Por Ronaldo Faria
Ano: 1950. Voz: Maysa. Música: O Barquinho. Tempo de reprodução: 2:19.
Para Arnaldo não há muito o
que ver. A amante de sempre já não existe, os imbróglios de se fazer dois já
não brilha nem sequer o poste queimado antes do Posto 6. Alhures, haverá uma
rua sombria, com seus botecos e bares a envolver urinas madrigais, cheiros de
creolina, poesias rasgadas nos guardanapos usados. Mas ele segue sonolento e
lento na busca do seu quarto e sala onde deitará o corpo envolto numa manta
fina. Afinal a janela ficará aberta e a brisa irá chegar.

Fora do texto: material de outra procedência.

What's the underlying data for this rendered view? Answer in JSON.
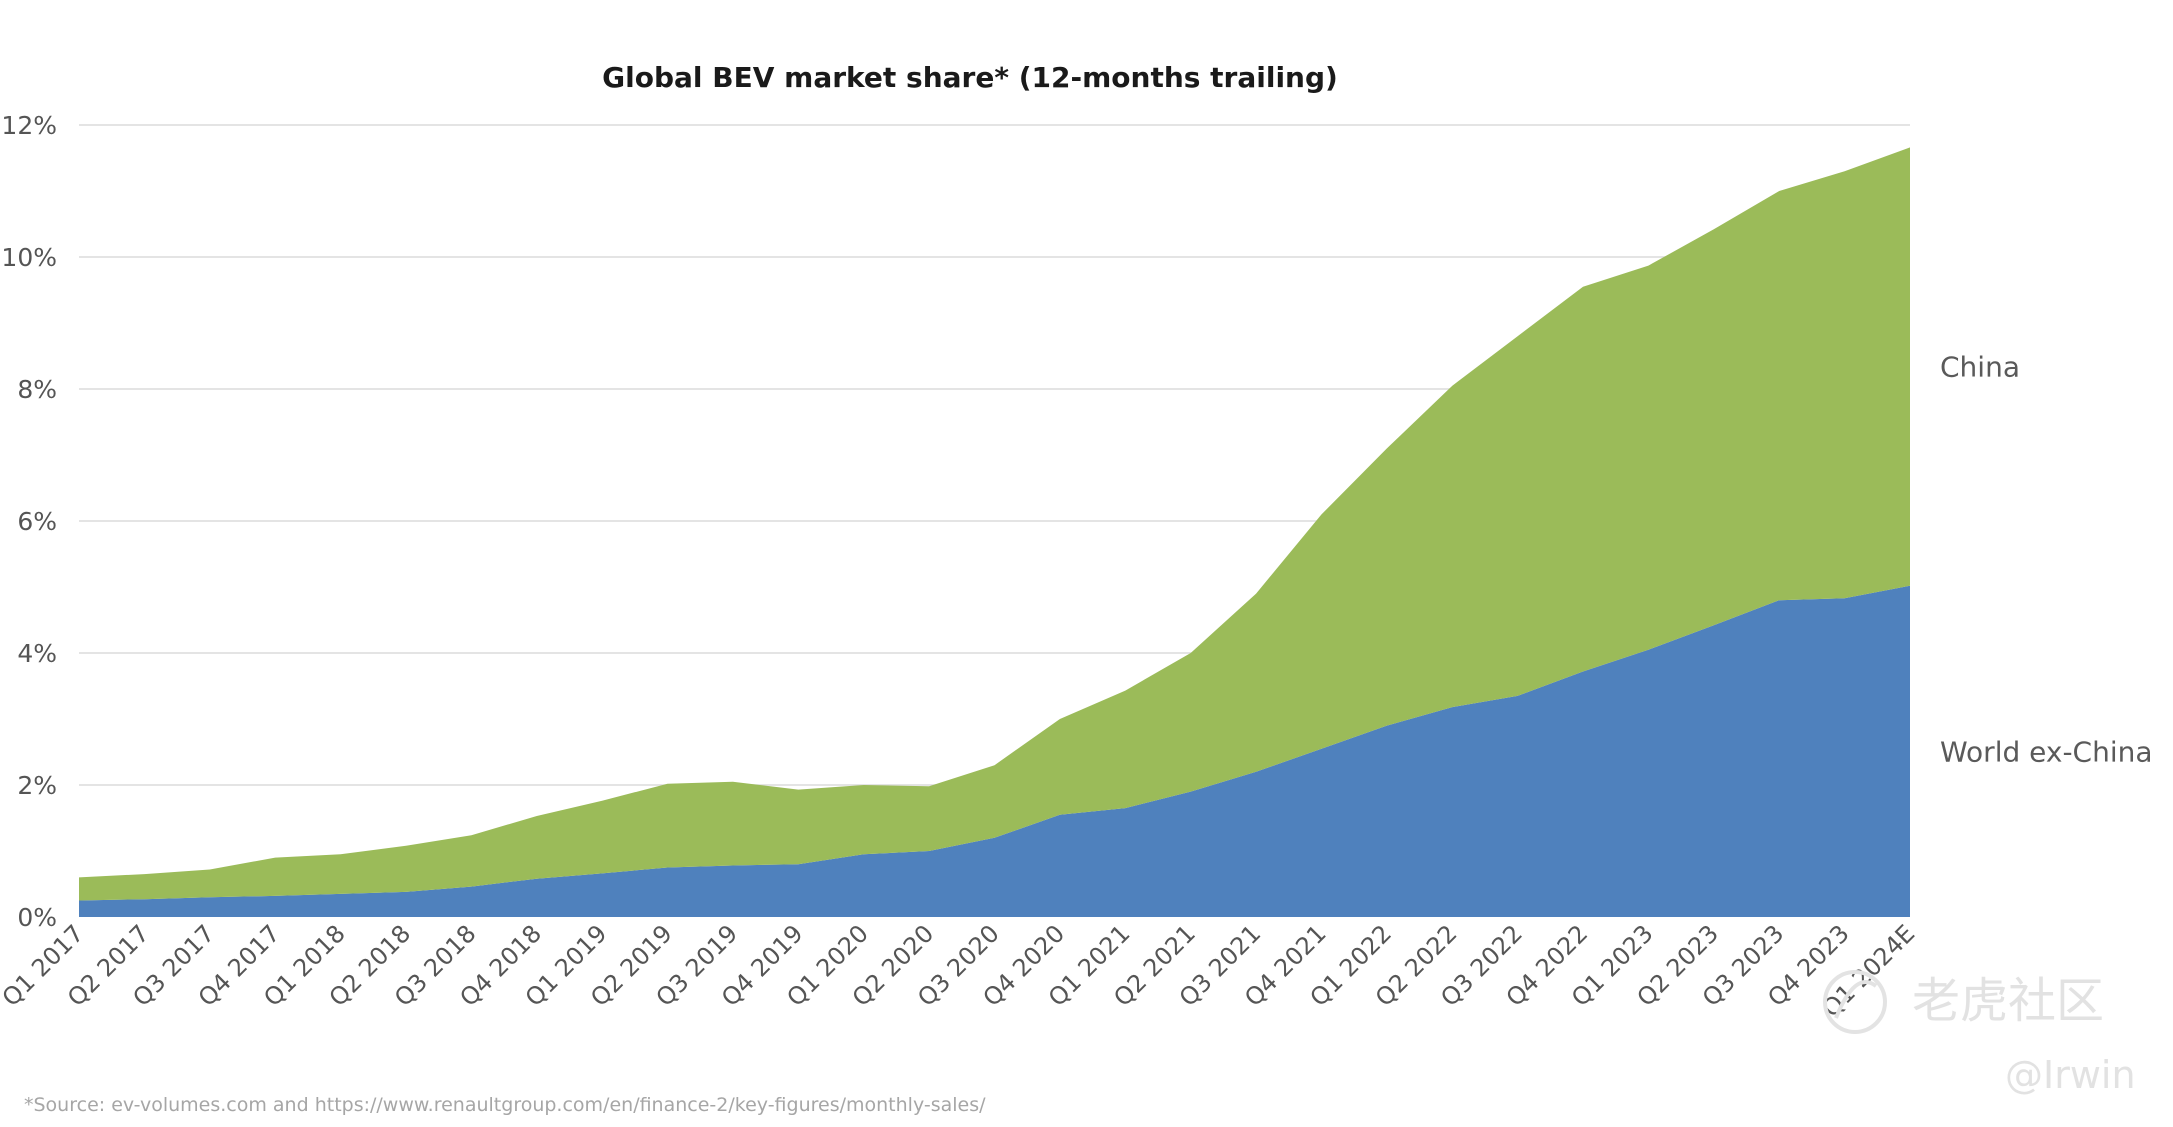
{
  "chart_data": {
    "type": "area",
    "stacked": true,
    "title": "Global BEV market share* (12-months trailing)",
    "xlabel": "",
    "ylabel": "",
    "ylim": [
      0,
      12
    ],
    "yticks": [
      0,
      2,
      4,
      6,
      8,
      10,
      12
    ],
    "ytick_labels": [
      "0%",
      "2%",
      "4%",
      "6%",
      "8%",
      "10%",
      "12%"
    ],
    "grid": true,
    "legend": "right-side direct labels",
    "categories": [
      "Q1 2017",
      "Q2 2017",
      "Q3 2017",
      "Q4 2017",
      "Q1 2018",
      "Q2 2018",
      "Q3 2018",
      "Q4 2018",
      "Q1 2019",
      "Q2 2019",
      "Q3 2019",
      "Q4 2019",
      "Q1 2020",
      "Q2 2020",
      "Q3 2020",
      "Q4 2020",
      "Q1 2021",
      "Q2 2021",
      "Q3 2021",
      "Q4 2021",
      "Q1 2022",
      "Q2 2022",
      "Q3 2022",
      "Q4 2022",
      "Q1 2023",
      "Q2 2023",
      "Q3 2023",
      "Q4 2023",
      "Q1 2024E"
    ],
    "series": [
      {
        "name": "World ex-China",
        "color": "#4f81bd",
        "values": [
          0.25,
          0.27,
          0.3,
          0.32,
          0.35,
          0.38,
          0.46,
          0.58,
          0.66,
          0.75,
          0.78,
          0.8,
          0.95,
          1.0,
          1.2,
          1.55,
          1.65,
          1.9,
          2.2,
          2.55,
          2.9,
          3.18,
          3.35,
          3.72,
          4.05,
          4.42,
          4.8,
          4.83,
          5.02
        ]
      },
      {
        "name": "China",
        "color": "#9bbb59",
        "values": [
          0.35,
          0.38,
          0.42,
          0.58,
          0.6,
          0.7,
          0.78,
          0.95,
          1.1,
          1.27,
          1.27,
          1.13,
          1.05,
          0.98,
          1.1,
          1.45,
          1.78,
          2.1,
          2.7,
          3.55,
          4.2,
          4.87,
          5.45,
          5.83,
          5.82,
          6.0,
          6.2,
          6.47,
          6.64
        ]
      }
    ],
    "source_note": "*Source: ev-volumes.com and https://www.renaultgroup.com/en/finance-2/key-figures/monthly-sales/"
  },
  "watermark": {
    "brand": "老虎社区",
    "user": "@Irwin"
  }
}
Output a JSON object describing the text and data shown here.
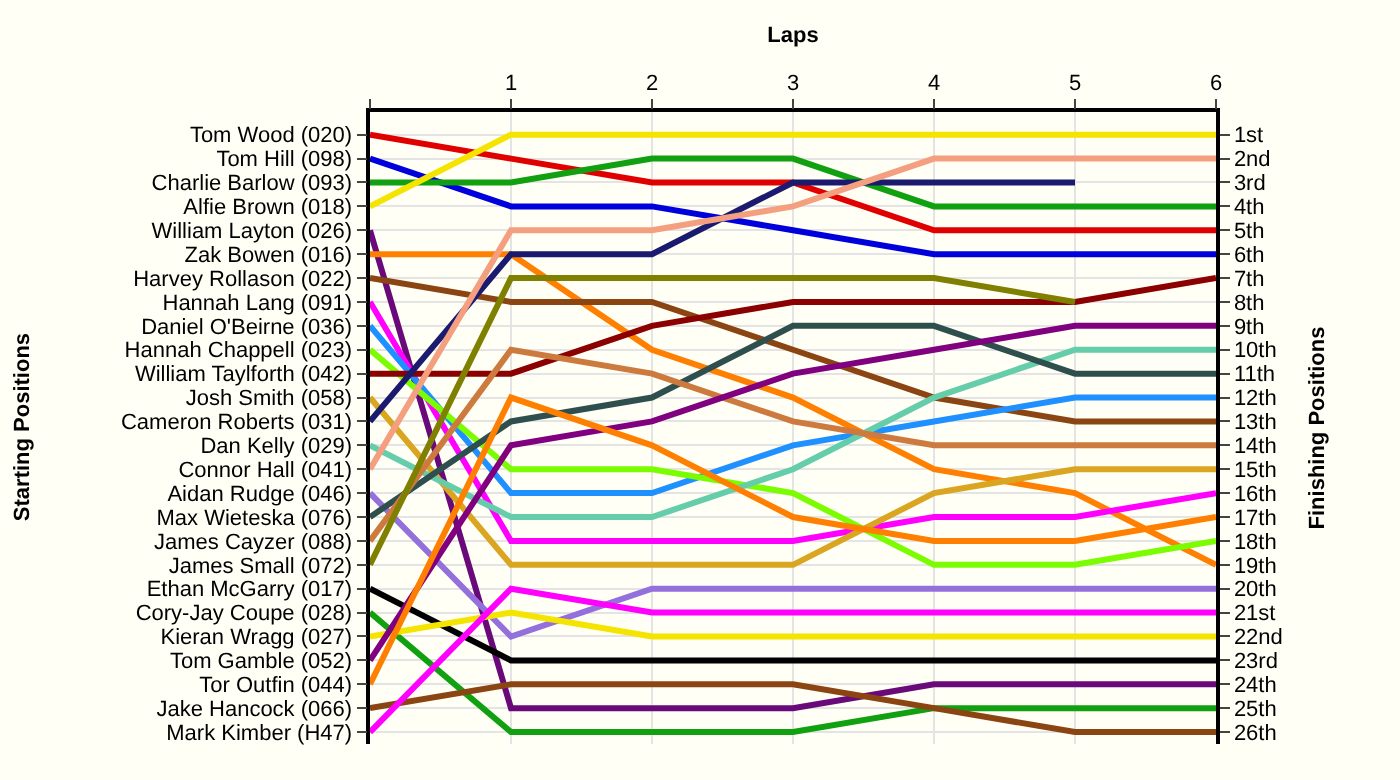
{
  "chart_data": {
    "type": "line",
    "xlabel": "Laps",
    "annotations": [
      "Starting Positions"
    ],
    "y2label": "Finishing Positions",
    "x": [
      0,
      1,
      2,
      3,
      4,
      5,
      6
    ],
    "xlim": [
      0,
      6
    ],
    "xticks": [
      {
        "value": 0,
        "label": null
      },
      1,
      2,
      3,
      4,
      5,
      6
    ],
    "y_categories": [
      "Tom Wood (020)",
      "Tom Hill (098)",
      "Charlie Barlow (093)",
      "Alfie Brown (018)",
      "William Layton (026)",
      "Zak Bowen (016)",
      "Harvey Rollason (022)",
      "Hannah Lang (091)",
      "Daniel O'Beirne (036)",
      "Hannah Chappell (023)",
      "William Taylforth (042)",
      "Josh Smith (058)",
      "Cameron Roberts (031)",
      "Dan Kelly (029)",
      "Connor Hall (041)",
      "Aidan Rudge (046)",
      "Max Wieteska (076)",
      "James Cayzer (088)",
      "James Small (072)",
      "Ethan McGarry (017)",
      "Cory-Jay Coupe (028)",
      "Kieran Wragg (027)",
      "Tom Gamble (052)",
      "Tor Outfin (044)",
      "Jake Hancock (066)",
      "Mark Kimber (H47)"
    ],
    "y2lim": [
      26.5,
      0.05
    ],
    "y2ticks": [
      {
        "value": 1,
        "label": "1st"
      },
      {
        "value": 2,
        "label": "2nd"
      },
      {
        "value": 3,
        "label": "3rd"
      },
      {
        "value": 4,
        "label": "4th"
      },
      {
        "value": 5,
        "label": "5th"
      },
      {
        "value": 6,
        "label": "6th"
      },
      {
        "value": 7,
        "label": "7th"
      },
      {
        "value": 8,
        "label": "8th"
      },
      {
        "value": 9,
        "label": "9th"
      },
      {
        "value": 10,
        "label": "10th"
      },
      {
        "value": 11,
        "label": "11th"
      },
      {
        "value": 12,
        "label": "12th"
      },
      {
        "value": 13,
        "label": "13th"
      },
      {
        "value": 14,
        "label": "14th"
      },
      {
        "value": 15,
        "label": "15th"
      },
      {
        "value": 16,
        "label": "16th"
      },
      {
        "value": 17,
        "label": "17th"
      },
      {
        "value": 18,
        "label": "18th"
      },
      {
        "value": 19,
        "label": "19th"
      },
      {
        "value": 20,
        "label": "20th"
      },
      {
        "value": 21,
        "label": "21st"
      },
      {
        "value": 22,
        "label": "22nd"
      },
      {
        "value": 23,
        "label": "23rd"
      },
      {
        "value": 24,
        "label": "24th"
      },
      {
        "value": 25,
        "label": "25th"
      },
      {
        "value": 26,
        "label": "26th"
      }
    ],
    "grid": true,
    "marker": "none",
    "line_style": "solid",
    "series": [
      {
        "axis": "y2",
        "color": "#e00000",
        "values": [
          1,
          2,
          3,
          3,
          5,
          5,
          5
        ]
      },
      {
        "axis": "y2",
        "color": "#0000dd",
        "values": [
          2,
          4,
          4,
          5,
          6,
          6,
          6
        ]
      },
      {
        "axis": "y2",
        "color": "#10a010",
        "values": [
          3,
          3,
          2,
          2,
          4,
          4,
          4
        ]
      },
      {
        "axis": "y2",
        "color": "#f5e400",
        "values": [
          4,
          1,
          1,
          1,
          1,
          1,
          1
        ]
      },
      {
        "axis": "y2",
        "color": "#6a0a7a",
        "values": [
          5,
          25,
          25,
          25,
          24,
          24,
          24
        ]
      },
      {
        "axis": "y2",
        "color": "#ff8000",
        "values": [
          6,
          6,
          10,
          12,
          15,
          16,
          19
        ]
      },
      {
        "axis": "y2",
        "color": "#8b4513",
        "values": [
          7,
          8,
          8,
          10,
          12,
          13,
          13
        ]
      },
      {
        "axis": "y2",
        "color": "#ff00ff",
        "values": [
          8,
          18,
          18,
          18,
          17,
          17,
          16
        ]
      },
      {
        "axis": "y2",
        "color": "#1e90ff",
        "values": [
          9,
          16,
          16,
          14,
          13,
          12,
          12
        ]
      },
      {
        "axis": "y2",
        "color": "#7cfc00",
        "values": [
          10,
          15,
          15,
          16,
          19,
          19,
          18
        ]
      },
      {
        "axis": "y2",
        "color": "#8b0000",
        "values": [
          11,
          11,
          9,
          8,
          8,
          8,
          7
        ]
      },
      {
        "axis": "y2",
        "color": "#daa520",
        "values": [
          12,
          19,
          19,
          19,
          16,
          15,
          15
        ]
      },
      {
        "axis": "y2",
        "color": "#1a1a6e",
        "values": [
          13,
          6,
          6,
          3,
          3,
          3,
          null
        ]
      },
      {
        "axis": "y2",
        "color": "#66cdaa",
        "values": [
          14,
          17,
          17,
          15,
          12,
          10,
          10
        ]
      },
      {
        "axis": "y2",
        "color": "#f4a080",
        "values": [
          15,
          5,
          5,
          4,
          2,
          2,
          2
        ]
      },
      {
        "axis": "y2",
        "color": "#9370db",
        "values": [
          16,
          22,
          20,
          20,
          20,
          20,
          20
        ]
      },
      {
        "axis": "y2",
        "color": "#2f4f4f",
        "values": [
          17,
          13,
          12,
          9,
          9,
          11,
          11
        ]
      },
      {
        "axis": "y2",
        "color": "#cd7a3f",
        "values": [
          18,
          10,
          11,
          13,
          14,
          14,
          14
        ]
      },
      {
        "axis": "y2",
        "color": "#808000",
        "values": [
          19,
          7,
          7,
          7,
          7,
          8,
          null
        ]
      },
      {
        "axis": "y2",
        "color": "#000000",
        "values": [
          20,
          23,
          23,
          23,
          23,
          23,
          23
        ]
      },
      {
        "axis": "y2",
        "color": "#10a010",
        "values": [
          21,
          26,
          26,
          26,
          25,
          25,
          25
        ]
      },
      {
        "axis": "y2",
        "color": "#f5e400",
        "values": [
          22,
          21,
          22,
          22,
          22,
          22,
          22
        ]
      },
      {
        "axis": "y2",
        "color": "#800080",
        "values": [
          23,
          14,
          13,
          11,
          10,
          9,
          9
        ]
      },
      {
        "axis": "y2",
        "color": "#ff8000",
        "values": [
          24,
          12,
          14,
          17,
          18,
          18,
          17
        ]
      },
      {
        "axis": "y2",
        "color": "#8b4513",
        "values": [
          25,
          24,
          24,
          24,
          25,
          26,
          26
        ]
      },
      {
        "axis": "y2",
        "color": "#ff00ff",
        "values": [
          26,
          20,
          21,
          21,
          21,
          21,
          21
        ]
      }
    ]
  }
}
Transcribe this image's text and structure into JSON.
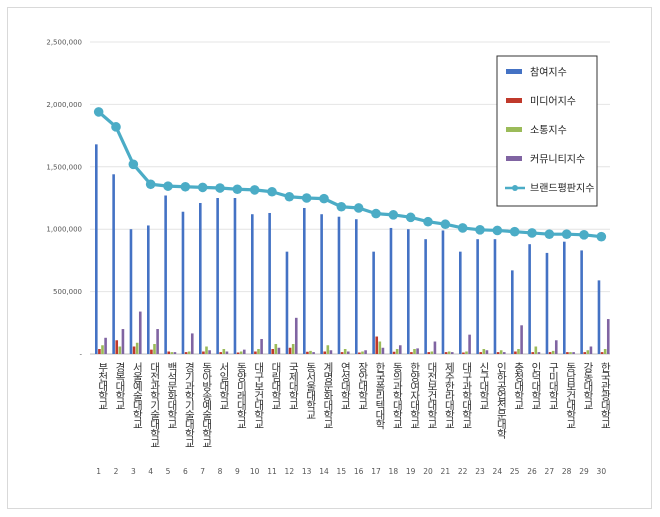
{
  "chart_data": {
    "type": "bar",
    "title": "",
    "xlabel": "",
    "ylabel": "",
    "ylim": [
      0,
      2500000
    ],
    "yticks": [
      "-",
      "500,000",
      "1,000,000",
      "1,500,000",
      "2,000,000",
      "2,500,000"
    ],
    "grid": true,
    "legend_position": "top-right",
    "ranks": [
      "1",
      "2",
      "3",
      "4",
      "5",
      "6",
      "7",
      "8",
      "9",
      "10",
      "11",
      "12",
      "13",
      "14",
      "15",
      "16",
      "17",
      "18",
      "19",
      "20",
      "21",
      "22",
      "23",
      "24",
      "25",
      "26",
      "27",
      "28",
      "29",
      "30"
    ],
    "categories": [
      "부천대학교",
      "경복대학교",
      "서울예술대학교",
      "대전과학기술대학교",
      "백석문화대학교",
      "경기과학기술대학교",
      "동아방송예술대학교",
      "서일대학교",
      "동양미래대학교",
      "대구보건대학교",
      "대림대학교",
      "국제대학교",
      "동서울대학교",
      "계명문화대학교",
      "연성대학교",
      "장안대학교",
      "한국폴리텍대학",
      "동의과학대학교",
      "한양여자대학교",
      "대전보건대학교",
      "제주한라대학교",
      "대구과학대학교",
      "신구대학교",
      "인하공업전문대학",
      "충청대학교",
      "인덕대학교",
      "구미대학교",
      "동남보건대학교",
      "강동대학교",
      "한국관광대학교"
    ],
    "series": [
      {
        "name": "참여지수",
        "color": "#4472c4",
        "values": [
          1680000,
          1440000,
          1000000,
          1030000,
          1270000,
          1140000,
          1210000,
          1250000,
          1250000,
          1120000,
          1130000,
          820000,
          1170000,
          1120000,
          1100000,
          1080000,
          820000,
          1010000,
          1000000,
          920000,
          990000,
          820000,
          920000,
          920000,
          670000,
          880000,
          810000,
          900000,
          830000,
          590000
        ]
      },
      {
        "name": "미디어지수",
        "color": "#c0392b",
        "values": [
          40000,
          110000,
          60000,
          35000,
          20000,
          15000,
          20000,
          15000,
          12000,
          20000,
          40000,
          50000,
          18000,
          20000,
          15000,
          12000,
          140000,
          18000,
          15000,
          15000,
          15000,
          12000,
          15000,
          15000,
          20000,
          15000,
          15000,
          15000,
          15000,
          15000
        ]
      },
      {
        "name": "소통지수",
        "color": "#9bbb59",
        "values": [
          70000,
          60000,
          90000,
          80000,
          15000,
          20000,
          60000,
          40000,
          20000,
          40000,
          80000,
          80000,
          25000,
          70000,
          40000,
          20000,
          100000,
          40000,
          40000,
          20000,
          20000,
          20000,
          40000,
          30000,
          40000,
          60000,
          25000,
          15000,
          30000,
          40000
        ]
      },
      {
        "name": "커뮤니티지수",
        "color": "#8064a2",
        "values": [
          130000,
          200000,
          340000,
          200000,
          15000,
          165000,
          30000,
          20000,
          35000,
          120000,
          50000,
          290000,
          15000,
          30000,
          20000,
          30000,
          50000,
          70000,
          45000,
          100000,
          15000,
          155000,
          30000,
          15000,
          230000,
          15000,
          110000,
          15000,
          60000,
          280000
        ]
      },
      {
        "name": "브랜드평판지수",
        "color": "#4bacc6",
        "values": [
          1940000,
          1820000,
          1520000,
          1360000,
          1345000,
          1340000,
          1335000,
          1330000,
          1320000,
          1315000,
          1300000,
          1260000,
          1250000,
          1245000,
          1180000,
          1170000,
          1125000,
          1115000,
          1095000,
          1060000,
          1040000,
          1010000,
          995000,
          990000,
          980000,
          970000,
          960000,
          960000,
          955000,
          940000
        ]
      }
    ]
  }
}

Arnaldo sobe no elevador onde
grades ainda fecham a porta e abre a porta do apartamento 1020 jogado de frente
para outro prédio triste. Ouve tosses mil. “Como é foda morar num edifício lotado
de velhos”. Abre a geladeira, sonha que o gelo esteja com os centígrados de uma
geleira e pega a cerveja. Senta no sofá rasgado e, de bom grado, toma, sôfrego,
um gole que acaba em arroto. Põe um disco na vitrola. Maysa, com seus olhos verdes,
canta uma bossa que não é nova.
Para Arnaldo, pouco importa.
Há muito o tempo inexiste. Triste, olha pela janela o que parece ser a briga de
um cafetão com sua propriedade. Respira o ar que vem com cheiro de mar, olha
para o céu e uma lua sobremaneira pungente lhe dá boas vindas. Mais um dia
a menos, Outro dia a mais. Ele sabe que pouco lhe resta. Vontade já não há.
Menino eterno, põe o corpo, a crer que viver é sonhar.